Extrinsic forecasting techniques are projections based on external (extrinsic) indicators which relate to the demand for a company’s products. Examples of such data would be housing starts, birth rates, and disposable income. The theory is that the demand for a product group is directly proportional, or correlates, to activity in another field. Examples of correlation are:
Sales of bricks are proportional to housing starts.
Sales of automobile tires are proportional to gasoline consumption.
Housing starts and gasoline consumption are called economic indicators. They describe economic conditions prevailing during a given time period. Some commonly used economic indicators are construction contract awards, automobile production, farm income, steel production, and gross national income. Data of this kind are compiled and published by various government departments, financial papers and magazines, trade associations, and banks.
The problem is to find an indicator that correlates with demand and one that preferably leads demand, that is, one that occurs before the demand does. For example, the number of construction contracts awarded in one period may determine the building material sold in the next period. When it is not possible to find a leading indicator, it may be possible to use a nonleading indicator for which the government or an organization forecasts. In a sense, it is basing a forecast on a forecast.
Extrinsic forecasting is most useful in forecasting the total demand for a firm’s products or the demand for families of products. As such, it is used most often in business and production planning rather than the forecasting of individual end items.

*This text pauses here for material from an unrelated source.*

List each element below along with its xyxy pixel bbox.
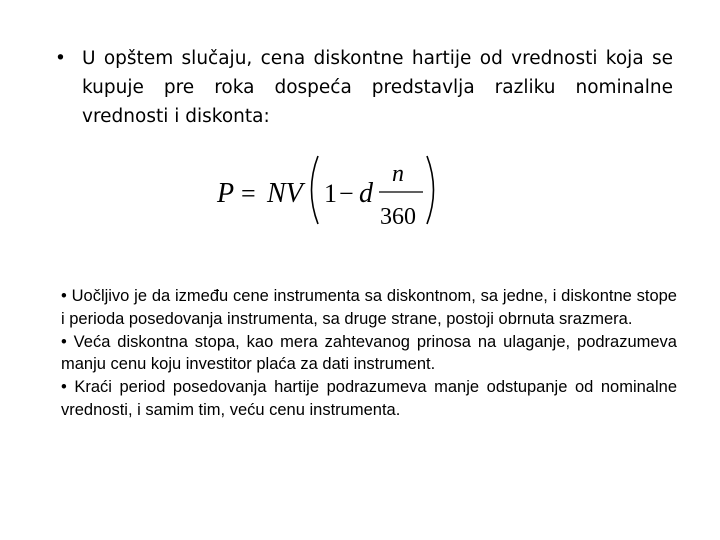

Intrinsic forecasting techniques use historical data to forecast. These data are usually recorded in the company and are readily available. Intrinsic forecasting techniques are based on the assumption that what happened in the past will happen in the future. This assumption has been likened to driving a car by looking out the rear-view mirror. While there is some obvious truth to this, it is also true that lacking any other “crystal ball,” the best guide to the future is what has happened in the past.
Since intrinsic techniques are so important, the next section will discuss some of the more important techniques. They are often used as input to master production scheduling where end-item forecasts are needed for the planning horizon of the plan.
Sources of Demand:
Many companies have multiple customers who can be classified into intermediate customers (wholesalers, retailers etc.) & ultimate customers (the end user/consumer of the product/service). When forecasting a demand it is necessary to consider all sources of demand throughout the supply chain which are:
a) Consumers: the ultimate users of the service or the product. “A person who purchases a good or service for his or her own use (not for resale)”.
b) Customers: people who will receive an invoice & pay for a product.
c) Referrers: people who prescribe or recommend products or services to others.
d) Dealers & Distributors: intermediaries who act on behalf of a supplier.
e) Intercompany: purchases from the affiliated business units of same company.
f) Service Parts: items subjected to independent demand for service reasons.
Consumer may or may not be customers or customers may or may not be consumers. Independent demand items are the saleable products or service levels & are typically the parts that are master scheduled.